For consolation books alone I see
all telling tales of ladies fair and gay.
But fables bold of Knights and Chivalry
can never recompense the passing day.
For Babajaga Fair my heart doth beat
And in her smiles my soul doth find relief.
And so to live without her presence sweet,
is cause for deepest woe and bitter grief.
Unhappy thus, I sit alone, I weep, I sigh
for that far day, when in her arms, once more, I lie.
sir Sleipnir na Gralam, Knight of the Rose
After reading this poem Bizob became inspired and wrote this:
Ah, but 'tis I who, traipsing on my sodden way,
went, but again, and spied the merry lass at fighting,
and cursed the cock that roosted where it may,
and perhaps alack and luckless without a knighting,
(but lucky I was to see the display of charm)

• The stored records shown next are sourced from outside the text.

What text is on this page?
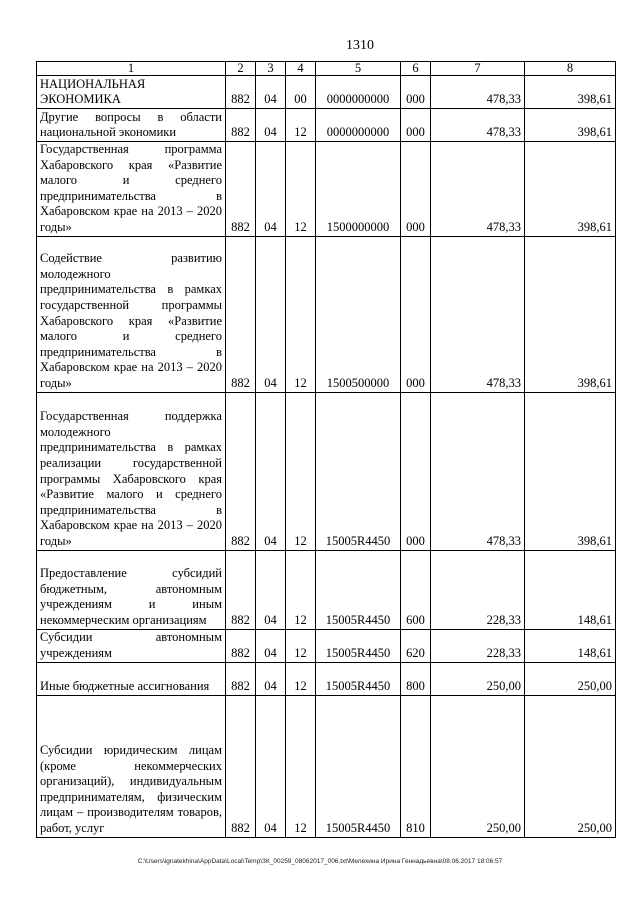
1310
1	2	3	4	5	6	7	8
НАЦИОНАЛЬНАЯ ЭКОНОМИКА	882	04	00	0000000000	000	478,33	398,61
Другие вопросы в области национальной экономики	882	04	12	0000000000	000	478,33	398,61
Государственная программа Хабаровского края «Развитие малого и среднего предпринимательства в Хабаровском крае на 2013 – 2020 годы»	882	04	12	1500000000	000	478,33	398,61
Содействие развитию молодежного предпринимательства в рамках государственной программы Хабаровского края «Развитие малого и среднего предпринимательства в Хабаровском крае на 2013 – 2020 годы»	882	04	12	1500500000	000	478,33	398,61
Государственная поддержка молодежного предпринимательства в рамках реализации государственной программы Хабаровского края «Развитие малого и среднего предпринимательства в Хабаровском крае на 2013 – 2020 годы»	882	04	12	15005R4450	000	478,33	398,61
Предоставление субсидий бюджетным, автономным учреждениям и иным некоммерческим организациям	882	04	12	15005R4450	600	228,33	148,61
Субсидии автономным учреждениям	882	04	12	15005R4450	620	228,33	148,61
Иные бюджетные ассигнования	882	04	12	15005R4450	800	250,00	250,00
Субсидии юридическим лицам (кроме некоммерческих организаций), индивидуальным предпринимателям, физическим лицам – производителям товаров, работ, услуг	882	04	12	15005R4450	810	250,00	250,00
C:\Users\ignatekhina\AppData\Local\Temp\ЗК_00259_08062017_006.txt\Мелехина Ирина Геннадьевна\08.06.2017 18:06:57
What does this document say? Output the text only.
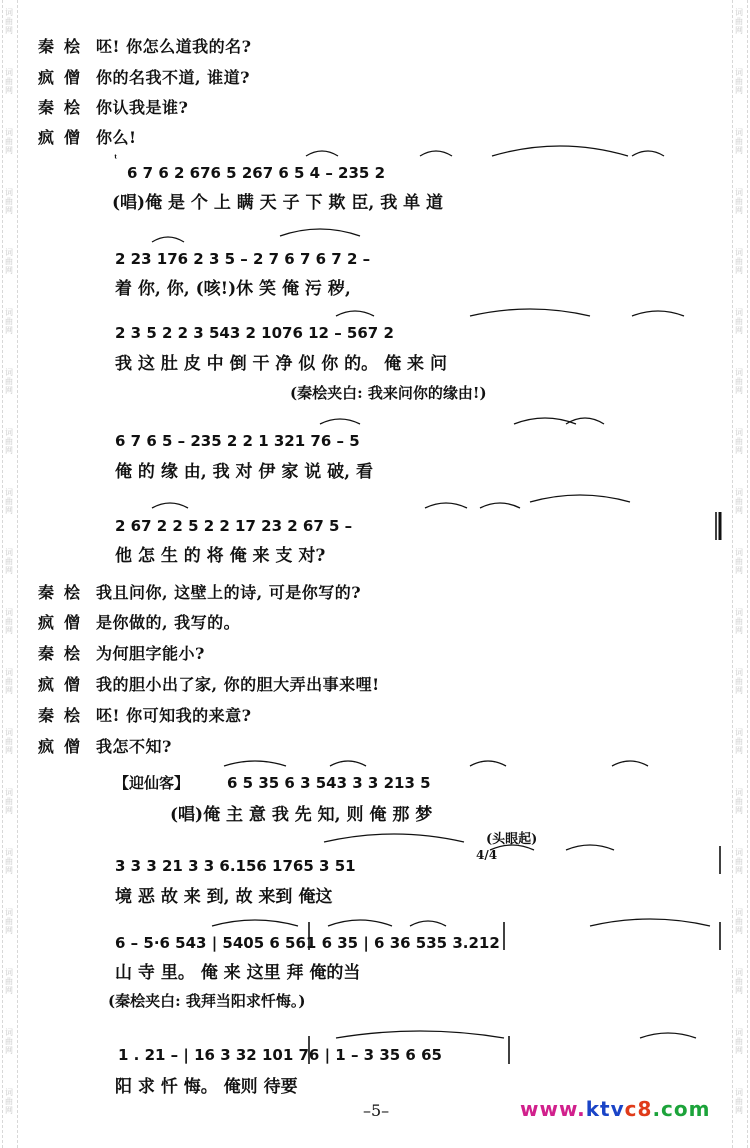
词
曲
网
词
曲
网
词
曲
网
词
曲
网
词
曲
网
词
曲
网
词
曲
网
词
曲
网
词
曲
网
词
曲
网
词
曲
网
词
曲
网
词
曲
网
词
曲
网
词
曲
网
词
曲
网
词
曲
网
词
曲
网
词
曲
网
词
曲
网
词
曲
网
词
曲
网
词
曲
网
词
曲
网
词
曲
网
词
曲
网
词
曲
网
词
曲
网
词
曲
网
词
曲
网
词
曲
网
词
曲
网
词
曲
网
词
曲
网
词
曲
网
词
曲
网
词
曲
网
词
曲
网
秦桧 呸! 你怎么道我的名?
疯僧 你的名我不道, 谁道?
秦桧 你认我是谁?
疯僧 你么!
ᵗ
6 7 6 2 676 5 267 6 5 4 – 235 2
(唱)俺 是 个 上 瞒 天 子 下 欺 臣, 我 单 道
2 23 176 2 3 5 – 2 7 6 7 6 7 2 –
着 你, 你, (咳!)休 笑 俺 污 秽,
2 3 5 2 2 3 543 2 1076 12 – 567 2
我 这 肚 皮 中 倒 干 净 似 你 的。 俺 来 问
(秦桧夹白: 我来问你的缘由!)
6 7 6 5 – 235 2 2 1 321 76 – 5
俺 的 缘 由, 我 对 伊 家 说 破, 看
2 67 2 2 5 2 2 17 23 2 67 5 –
他 怎 生 的 将 俺 来 支 对?
秦桧 我且问你, 这壁上的诗, 可是你写的?
疯僧 是你做的, 我写的。
秦桧 为何胆字能小?
疯僧 我的胆小出了家, 你的胆大弄出事来哩!
秦桧 呸! 你可知我的来意?
疯僧 我怎不知?
【迎仙客】	6 5 35 6 3 543 3 3 213 5
(唱)俺 主 意 我 先 知, 则 俺 那 梦
(头眼起)
4/4
3 3 3 21 3 3 6.156 1765 3 51
境 恶 故 来 到, 故 来到 俺这
6 – 5·6 543 | 5405 6 561 6 35 | 6 36 535 3.212
山 寺 里。 俺 来 这里 拜 俺的当
(秦桧夹白: 我拜当阳求忏悔。)
1 . 21 – | 16 3 32 101 76 | 1 – 3 35 6 65
阳 求 忏 悔。 俺则 待要
–5–	www.ktvc8.com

turned mine eye away 'fore it stung me.
And though sweet would be the stinger's harm,
I'd gladly pass a dance to see
if not some other fair maiden were timely
or well-versed in the pois'nous scratch.
Time be but a thing to mark it finely
and labored long be such a catch.
Be not unhappy, sir, that you sit alone with such
honey'd remembrances of her touch.
And another exile became inspired and wrote it this way to his beloved:
My breath escapes, hissing through my teeth
I strike out with all my might
For it once was my ill-gotten belief
how I should blind my lonely sight
in fighting beast and creatures all
and roaming the forests deep
to vanquish foes and see them fall
to ease my heart-lost sleep.
But let me tell you now, I've found
the thing cannot be claimed,
no comfort is the hardened ground
if your love cannot be named.
So now the warmth of her does fill the skies
as I look into the ocean that is her eyes.